The girls love the children's areas.  There's a whole section on the second floor devoted to childhood.  For special events, they have a hands-on area set up across the hall.  This weekend, they had the tea set and some dolls, along with coloring and crafts.



We also love the Victorian cottage exhibit, which walks you through all the rooms of a fine Victorian house.

A look at some books by authors from the Wichita area, and/or about Wichita figures.

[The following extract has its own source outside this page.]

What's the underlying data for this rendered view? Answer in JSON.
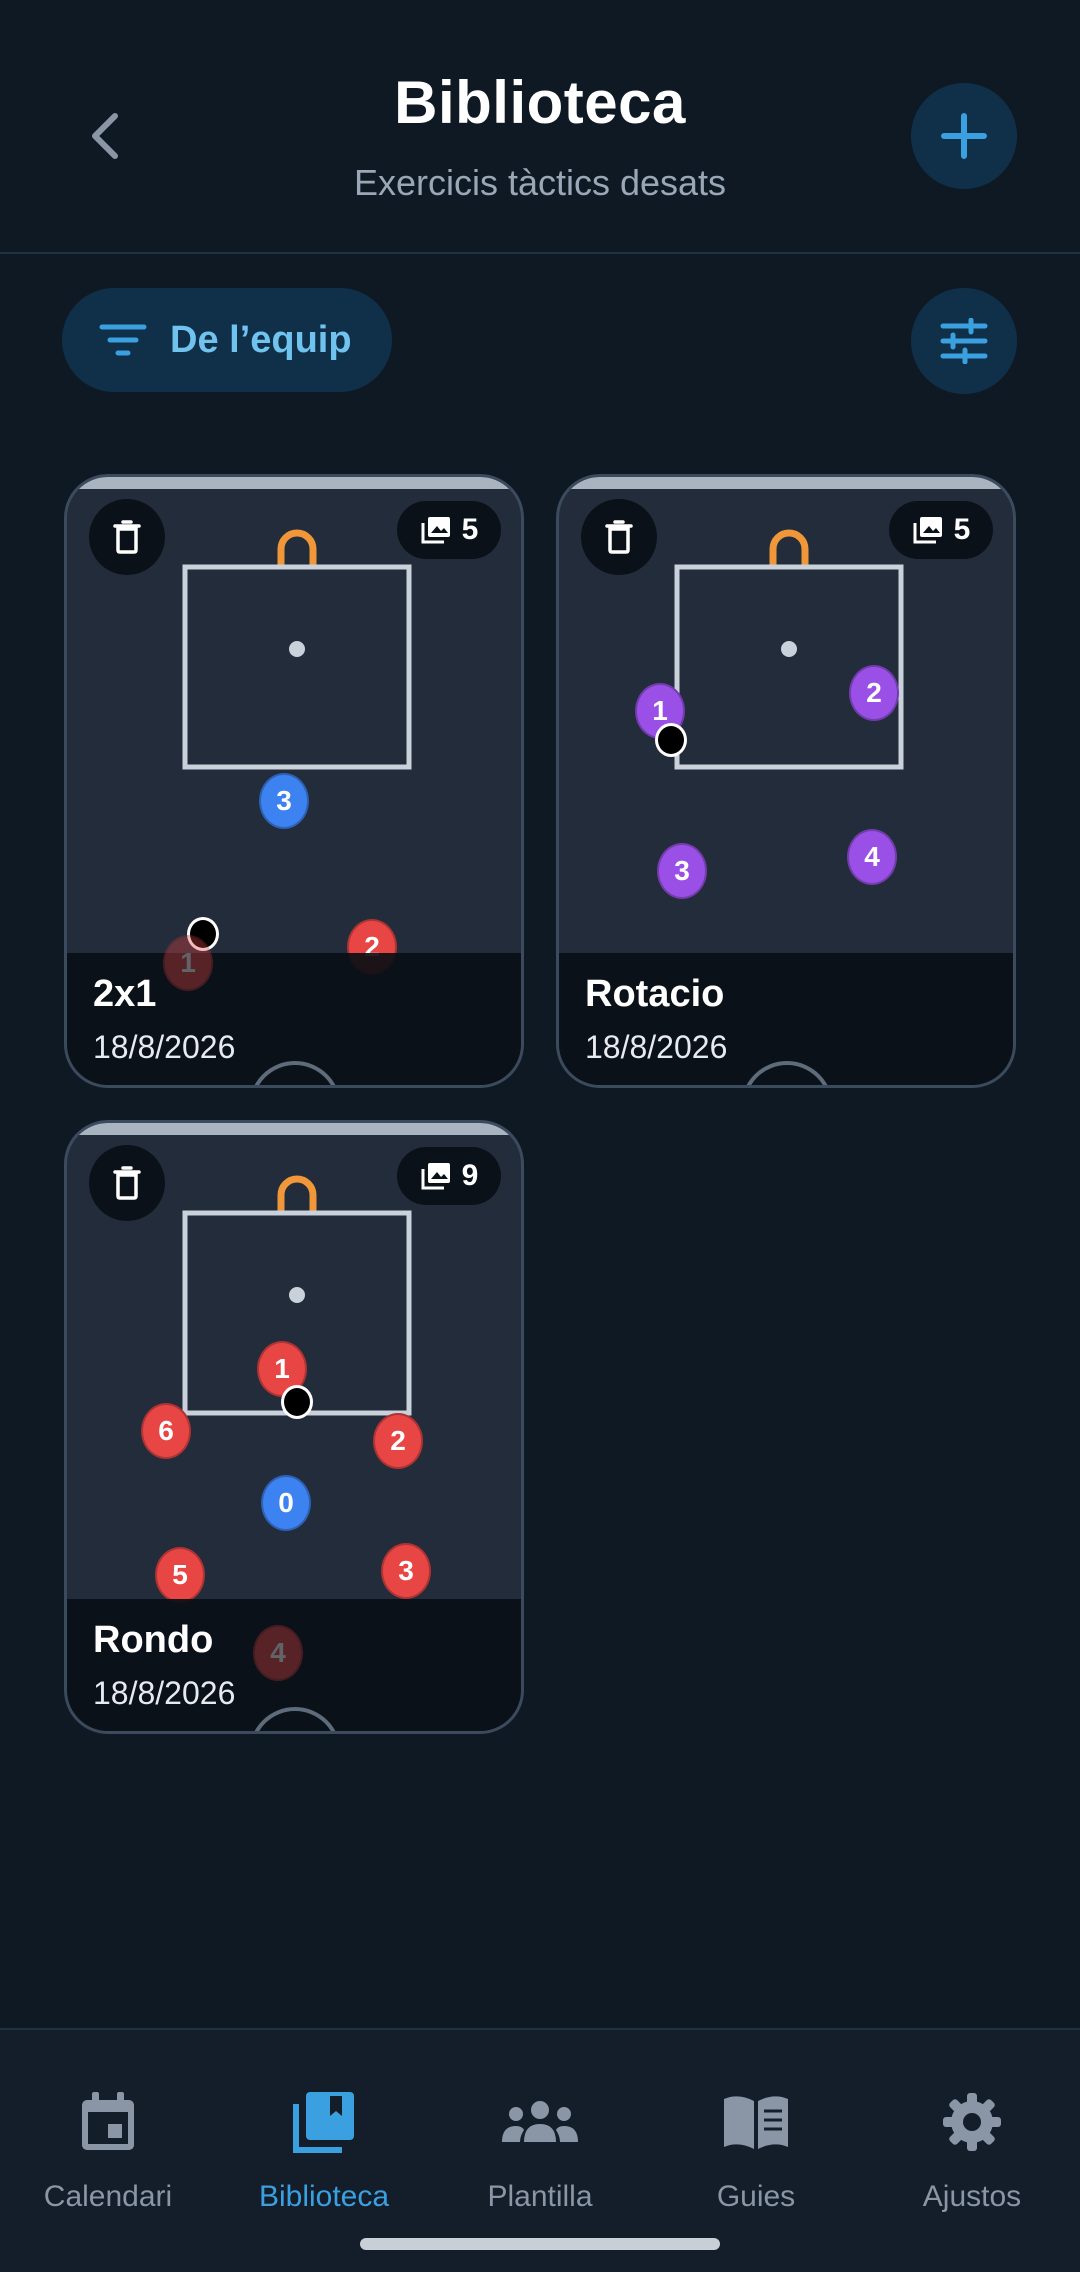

The part of the tour we were most excited about, though, was a trip up the stairs beyond the fourth floor.  While the tour did not lead you up the narrow, rickety stairs to the actual clock tower, it did take you up to the bottom of the tower.  There you could see the clock mechanism - the clock wasn't added until the 1910s - and you could pull a rope to ring the bell!  We also saw the original "Future Home of..." sign.





The building next door to the museum - the one with the stairs the girls are standing on - is the old Carnegie library building.  When I was a child, it was the Omnisphere, a planetarium.  I took a field trip to that building every year from first to fifth grade.  Now, it's a bank, although the bank has restored it closer to the way it looked in its library days.  The actual main branch of the library is now housed across the street.  The city is in talks to build a larger, new library elsewhere now.

I didn't think I was going to write a post about our trip, but after looking at our library bag and having funny conversations with the girls, I realized we have really been "getting our history on" this summer!  I thought I'd devote the rest of the week to some of the books we have been reading: biographies on Amelia Earhart and Benjamin Franklin, the Magic Tree House series, Egyptology...

Are your children interested in history?  Are there any cool historical museums in your area?